Photography is prohibited inside the monastery. I was curious to know the reason behind the ban. The mid-aged monk who showed me the monastery said that police in Keylong has imposed this ban. I was wondering why the police banned it. But the monk had no answer to my question.
However, you can photograph exterior of the monastery.
Trail Description and Directions
The trail has bushes / trees with big or small canopies that protect against the direct sunrays, but most of the trail is steep.
Main Bazaar – Civil Hospital
The road sometimes climbs up and other times descends.
Civil Hospital – the Bridge spanning the Bhaga River
This downhill section of the trail is narrow and runs across the backyard of Keylong. The backyard is not so clean. The smells from the backyard may twitch your nose. Sometimes lovely wildflowers and lush patches of fields please your eyes and mind, as I observed on June 29, 2014.
This somewhat smelly section ends at the bridge.
At the bridge, you will get a clear view of the Bhaga rushing through the narrow course hemmed with rough mountains. Cross the bridge and follow the uphill cemented path and/or stony and muddy trail that ends at Kardang village.
This trail section is generally laced with wildflowers of different hues. The flowers attract a variety of insects. The section offers panorama of Keylong village. A few fields pop up from the land of wildflowers.
Kardang Village-Kardang Monastery
When you enter the village, take a right turn.
Before Jabjes Monastery, you will find chortens / stupas on the left side of the muddy road. Jabjes Monastery with unimpressive exterior houses a religiously important rock featuring imprints of genitalia and knees of Gyalwa Gotsangpa. According to a legend, Gyalwa was passionately trying to chase and cuddle a dakini who took shelter in the rock.

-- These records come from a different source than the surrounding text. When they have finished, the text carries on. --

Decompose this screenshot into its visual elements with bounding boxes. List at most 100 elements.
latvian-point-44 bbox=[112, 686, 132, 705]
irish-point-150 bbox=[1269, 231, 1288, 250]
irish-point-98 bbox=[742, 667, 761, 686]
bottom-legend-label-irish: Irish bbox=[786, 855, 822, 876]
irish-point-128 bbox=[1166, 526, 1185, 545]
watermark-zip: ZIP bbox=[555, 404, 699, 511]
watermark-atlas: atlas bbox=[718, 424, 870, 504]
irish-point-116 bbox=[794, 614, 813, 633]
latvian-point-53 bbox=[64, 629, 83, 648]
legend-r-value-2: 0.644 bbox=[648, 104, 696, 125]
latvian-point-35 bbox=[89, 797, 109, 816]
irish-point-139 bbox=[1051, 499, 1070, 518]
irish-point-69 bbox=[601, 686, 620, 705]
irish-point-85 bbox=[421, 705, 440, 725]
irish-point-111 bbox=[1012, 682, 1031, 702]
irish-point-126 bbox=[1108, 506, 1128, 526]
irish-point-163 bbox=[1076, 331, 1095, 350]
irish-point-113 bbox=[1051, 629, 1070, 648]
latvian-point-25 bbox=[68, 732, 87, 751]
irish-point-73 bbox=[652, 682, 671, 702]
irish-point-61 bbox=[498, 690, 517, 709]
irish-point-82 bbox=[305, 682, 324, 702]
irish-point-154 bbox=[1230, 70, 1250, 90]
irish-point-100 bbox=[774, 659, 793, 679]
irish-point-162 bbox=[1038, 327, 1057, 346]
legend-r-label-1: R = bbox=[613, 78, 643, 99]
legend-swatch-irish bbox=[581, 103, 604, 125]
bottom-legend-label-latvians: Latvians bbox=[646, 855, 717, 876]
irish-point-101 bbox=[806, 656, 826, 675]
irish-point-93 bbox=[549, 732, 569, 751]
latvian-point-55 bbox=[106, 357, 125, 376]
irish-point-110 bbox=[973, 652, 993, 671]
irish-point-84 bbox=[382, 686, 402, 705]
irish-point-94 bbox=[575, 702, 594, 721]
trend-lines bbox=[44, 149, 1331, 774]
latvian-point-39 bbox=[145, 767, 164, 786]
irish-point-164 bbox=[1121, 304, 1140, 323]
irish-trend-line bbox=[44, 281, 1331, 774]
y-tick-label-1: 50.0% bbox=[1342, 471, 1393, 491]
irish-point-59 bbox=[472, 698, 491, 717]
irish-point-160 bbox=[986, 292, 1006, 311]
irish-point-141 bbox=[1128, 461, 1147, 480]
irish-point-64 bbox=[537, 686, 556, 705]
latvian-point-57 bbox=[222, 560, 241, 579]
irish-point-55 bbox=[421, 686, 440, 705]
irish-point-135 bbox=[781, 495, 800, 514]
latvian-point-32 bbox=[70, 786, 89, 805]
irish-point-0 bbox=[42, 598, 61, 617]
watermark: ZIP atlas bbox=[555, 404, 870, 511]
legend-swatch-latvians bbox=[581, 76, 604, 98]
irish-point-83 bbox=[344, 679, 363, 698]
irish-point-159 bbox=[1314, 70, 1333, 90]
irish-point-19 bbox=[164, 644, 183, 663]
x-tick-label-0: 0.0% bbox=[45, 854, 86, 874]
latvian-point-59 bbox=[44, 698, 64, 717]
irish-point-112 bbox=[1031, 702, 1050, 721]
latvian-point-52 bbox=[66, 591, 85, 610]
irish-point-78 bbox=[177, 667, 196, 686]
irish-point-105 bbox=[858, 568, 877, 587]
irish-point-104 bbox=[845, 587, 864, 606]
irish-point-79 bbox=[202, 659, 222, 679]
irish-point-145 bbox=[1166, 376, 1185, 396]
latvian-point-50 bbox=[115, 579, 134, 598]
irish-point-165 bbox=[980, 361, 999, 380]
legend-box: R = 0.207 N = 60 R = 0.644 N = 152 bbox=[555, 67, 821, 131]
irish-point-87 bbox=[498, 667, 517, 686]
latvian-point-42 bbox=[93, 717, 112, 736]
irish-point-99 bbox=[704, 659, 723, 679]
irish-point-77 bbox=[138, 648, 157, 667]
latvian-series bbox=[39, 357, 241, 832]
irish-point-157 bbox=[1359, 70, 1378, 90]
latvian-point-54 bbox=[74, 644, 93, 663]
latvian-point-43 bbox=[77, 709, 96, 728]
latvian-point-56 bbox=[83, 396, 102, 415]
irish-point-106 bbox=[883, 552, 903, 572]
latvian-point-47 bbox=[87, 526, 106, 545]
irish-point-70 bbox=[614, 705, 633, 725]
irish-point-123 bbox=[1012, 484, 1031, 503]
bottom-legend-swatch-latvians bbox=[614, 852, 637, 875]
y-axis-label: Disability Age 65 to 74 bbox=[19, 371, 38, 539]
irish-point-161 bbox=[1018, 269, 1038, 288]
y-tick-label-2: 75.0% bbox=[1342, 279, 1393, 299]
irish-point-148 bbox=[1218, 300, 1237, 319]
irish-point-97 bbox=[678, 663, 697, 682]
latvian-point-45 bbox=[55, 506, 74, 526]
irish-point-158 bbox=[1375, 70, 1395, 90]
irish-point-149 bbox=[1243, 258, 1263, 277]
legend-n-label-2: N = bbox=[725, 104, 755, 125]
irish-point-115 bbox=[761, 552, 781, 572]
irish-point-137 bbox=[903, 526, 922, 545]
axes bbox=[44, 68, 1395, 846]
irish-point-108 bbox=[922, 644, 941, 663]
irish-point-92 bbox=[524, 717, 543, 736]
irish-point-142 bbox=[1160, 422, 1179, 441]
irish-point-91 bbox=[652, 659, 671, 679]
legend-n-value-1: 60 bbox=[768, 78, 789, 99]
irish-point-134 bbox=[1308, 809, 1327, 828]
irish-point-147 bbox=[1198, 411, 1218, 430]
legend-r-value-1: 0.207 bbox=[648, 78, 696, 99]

Take left and walk through the narrow lanes surrounded by village houses.
As you reach the fields, a small board in English reads “Way to Kardang Monastery.”
Follow this slim trail winding through the fields until the monastery. This slim part of the trail is adorned with lush fields of peas, medicinal plants (e.g. Kuth), and vegetables. The hedges of wildflowers frame the fields.
As you go up, the trail lends itself to the sweeping views of bare and snow-capped mountains, the Bhaga and its tributary supplying water to Keylong town and Billing village and their temples including Shashan Monastery.
During cultivation season, the farmers apply water to the fields as per the requirements of the crop. You may therefore have to walk the water covered trail at some places while going up. While coming down, the “canal” direction may have been changed and a different section of the trail may be covered with shallow layer of the fast moving water. Do not leave the trail.